Apparently upset that Gorsuch gave interviews to various journalists and podcasters, but not to him, he penned an emotional and tendentious tirade railing against the book and attacking Gorsuch for declining to sit down with him.
"Gorsuch was not willing to speak with me or answer any questions about his book, despite having spent much of the summer doing interviews with friendly conservative media figures to promote his book," Khardori asserted, giving as an example a "Legal analyst who clerked with Gorsuch and gushed over his nomination to the court."
Much of the Politico piece focuses on Khardori's inability to land an interview with Gorsuch.

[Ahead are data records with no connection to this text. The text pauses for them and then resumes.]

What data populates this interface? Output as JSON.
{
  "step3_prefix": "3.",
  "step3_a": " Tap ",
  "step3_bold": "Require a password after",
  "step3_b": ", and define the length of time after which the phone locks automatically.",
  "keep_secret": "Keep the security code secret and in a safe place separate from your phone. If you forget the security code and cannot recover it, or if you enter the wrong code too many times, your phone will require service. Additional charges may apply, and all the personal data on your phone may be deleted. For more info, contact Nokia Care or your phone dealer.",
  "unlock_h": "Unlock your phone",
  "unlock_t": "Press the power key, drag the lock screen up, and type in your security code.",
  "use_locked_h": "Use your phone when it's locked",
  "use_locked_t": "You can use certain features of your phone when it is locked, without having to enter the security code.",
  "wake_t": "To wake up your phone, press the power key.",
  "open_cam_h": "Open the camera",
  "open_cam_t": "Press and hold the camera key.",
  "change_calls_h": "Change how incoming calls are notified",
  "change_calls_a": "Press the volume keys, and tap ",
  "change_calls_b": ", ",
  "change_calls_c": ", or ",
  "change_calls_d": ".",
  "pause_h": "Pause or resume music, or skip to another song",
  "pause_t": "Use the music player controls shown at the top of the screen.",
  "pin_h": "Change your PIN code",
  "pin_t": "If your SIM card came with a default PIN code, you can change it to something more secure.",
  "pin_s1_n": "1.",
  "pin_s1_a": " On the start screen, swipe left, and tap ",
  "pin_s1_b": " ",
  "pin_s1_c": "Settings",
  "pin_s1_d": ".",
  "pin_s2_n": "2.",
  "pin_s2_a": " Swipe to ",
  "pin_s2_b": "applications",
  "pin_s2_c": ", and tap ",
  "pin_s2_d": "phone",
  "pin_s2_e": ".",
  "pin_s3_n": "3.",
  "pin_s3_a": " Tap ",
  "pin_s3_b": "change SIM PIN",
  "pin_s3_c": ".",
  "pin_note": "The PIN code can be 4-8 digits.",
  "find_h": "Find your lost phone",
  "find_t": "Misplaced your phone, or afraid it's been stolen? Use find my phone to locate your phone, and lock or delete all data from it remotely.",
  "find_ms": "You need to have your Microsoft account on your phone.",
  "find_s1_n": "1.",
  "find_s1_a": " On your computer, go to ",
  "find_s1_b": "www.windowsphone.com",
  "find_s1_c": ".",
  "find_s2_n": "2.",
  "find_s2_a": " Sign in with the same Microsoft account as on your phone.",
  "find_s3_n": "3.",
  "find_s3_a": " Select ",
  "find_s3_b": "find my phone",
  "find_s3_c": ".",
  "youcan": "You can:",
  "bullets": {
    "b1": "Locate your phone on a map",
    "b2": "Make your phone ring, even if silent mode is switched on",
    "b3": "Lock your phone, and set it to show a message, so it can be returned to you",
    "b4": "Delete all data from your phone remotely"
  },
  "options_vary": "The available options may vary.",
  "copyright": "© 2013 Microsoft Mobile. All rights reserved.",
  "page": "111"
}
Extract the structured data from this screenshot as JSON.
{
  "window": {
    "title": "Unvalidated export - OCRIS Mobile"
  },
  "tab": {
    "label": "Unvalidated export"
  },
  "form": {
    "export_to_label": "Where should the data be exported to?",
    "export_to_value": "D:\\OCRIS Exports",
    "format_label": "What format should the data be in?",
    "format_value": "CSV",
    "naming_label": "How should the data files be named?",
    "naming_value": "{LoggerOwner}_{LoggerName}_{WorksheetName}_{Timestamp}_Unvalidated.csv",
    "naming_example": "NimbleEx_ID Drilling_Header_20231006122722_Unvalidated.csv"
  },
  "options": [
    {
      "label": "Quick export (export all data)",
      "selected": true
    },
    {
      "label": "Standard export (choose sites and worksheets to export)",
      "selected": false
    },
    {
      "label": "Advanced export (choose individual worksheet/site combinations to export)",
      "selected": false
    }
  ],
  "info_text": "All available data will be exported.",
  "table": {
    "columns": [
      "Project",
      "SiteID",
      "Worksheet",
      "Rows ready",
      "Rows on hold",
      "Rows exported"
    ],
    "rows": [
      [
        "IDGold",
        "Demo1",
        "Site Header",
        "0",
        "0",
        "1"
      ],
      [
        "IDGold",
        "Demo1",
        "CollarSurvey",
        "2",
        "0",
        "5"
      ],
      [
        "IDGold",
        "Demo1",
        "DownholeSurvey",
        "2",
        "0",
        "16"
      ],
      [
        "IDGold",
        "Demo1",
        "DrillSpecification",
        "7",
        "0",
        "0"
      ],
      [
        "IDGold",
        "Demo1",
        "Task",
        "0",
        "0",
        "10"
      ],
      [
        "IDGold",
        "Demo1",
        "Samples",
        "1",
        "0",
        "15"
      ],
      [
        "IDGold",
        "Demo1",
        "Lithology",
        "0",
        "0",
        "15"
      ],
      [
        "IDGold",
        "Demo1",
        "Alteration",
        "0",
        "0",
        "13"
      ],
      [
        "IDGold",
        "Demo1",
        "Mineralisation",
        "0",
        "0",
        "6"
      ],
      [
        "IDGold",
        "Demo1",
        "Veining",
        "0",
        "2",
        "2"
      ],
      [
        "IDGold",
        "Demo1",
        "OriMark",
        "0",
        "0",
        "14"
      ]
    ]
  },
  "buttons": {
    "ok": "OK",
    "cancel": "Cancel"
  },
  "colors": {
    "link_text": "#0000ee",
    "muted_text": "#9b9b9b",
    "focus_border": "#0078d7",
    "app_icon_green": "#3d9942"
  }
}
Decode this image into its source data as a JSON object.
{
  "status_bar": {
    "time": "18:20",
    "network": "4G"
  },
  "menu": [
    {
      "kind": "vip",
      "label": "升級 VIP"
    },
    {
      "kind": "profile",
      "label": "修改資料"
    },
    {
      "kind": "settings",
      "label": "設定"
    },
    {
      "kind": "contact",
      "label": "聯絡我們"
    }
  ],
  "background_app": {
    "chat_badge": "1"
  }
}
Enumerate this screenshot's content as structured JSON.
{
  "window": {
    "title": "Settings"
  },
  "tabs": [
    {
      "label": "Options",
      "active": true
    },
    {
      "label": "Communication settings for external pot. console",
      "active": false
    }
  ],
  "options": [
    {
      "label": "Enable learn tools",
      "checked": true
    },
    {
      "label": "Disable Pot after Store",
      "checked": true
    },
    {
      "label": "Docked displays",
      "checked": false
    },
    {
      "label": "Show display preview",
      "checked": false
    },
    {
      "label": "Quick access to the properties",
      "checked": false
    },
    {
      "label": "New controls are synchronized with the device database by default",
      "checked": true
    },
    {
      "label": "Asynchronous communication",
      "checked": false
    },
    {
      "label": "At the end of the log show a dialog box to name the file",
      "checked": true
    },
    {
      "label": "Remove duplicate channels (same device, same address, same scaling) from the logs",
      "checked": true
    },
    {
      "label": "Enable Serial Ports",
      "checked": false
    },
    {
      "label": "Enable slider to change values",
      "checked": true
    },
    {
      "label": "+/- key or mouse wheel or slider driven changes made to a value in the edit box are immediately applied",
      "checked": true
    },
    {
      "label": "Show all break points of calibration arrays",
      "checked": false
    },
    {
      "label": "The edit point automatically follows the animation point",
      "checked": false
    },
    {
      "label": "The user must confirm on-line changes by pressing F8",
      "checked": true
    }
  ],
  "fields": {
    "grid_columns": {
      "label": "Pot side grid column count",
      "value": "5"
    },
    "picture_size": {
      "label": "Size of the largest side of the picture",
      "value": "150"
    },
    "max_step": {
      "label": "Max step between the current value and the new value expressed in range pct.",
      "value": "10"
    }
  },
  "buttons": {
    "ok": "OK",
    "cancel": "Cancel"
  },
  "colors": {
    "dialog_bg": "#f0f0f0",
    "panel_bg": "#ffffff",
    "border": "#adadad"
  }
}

You can get up to speed on the case, as it turns out, by reading the Politico article from 2014 headlined, "I got busted for catching a few undersized grouper. You won't believe what happened next." Ten years on from that publication date, Politico's Khardori is livid with Gorsuch and Nitze for telling the story without including all of the convoluted facts in the case that dragged on for seven and a half years before being overturned at the Supreme Court.
Similar to Ruth Marcus' complaint, Khardori says that Gorsuch and Nitze left out two key facts in their telling of Yates' story: an employee had testified that Yates ordered fish thrown overboard and he was also convicted under a different statute than the Sarbanes-Oxley charge that the Supreme Court looked at.
Khardori falsely claimed that Gorsuch and Nitze nowhere mention a separate charge under which Yates was convicted, except they did.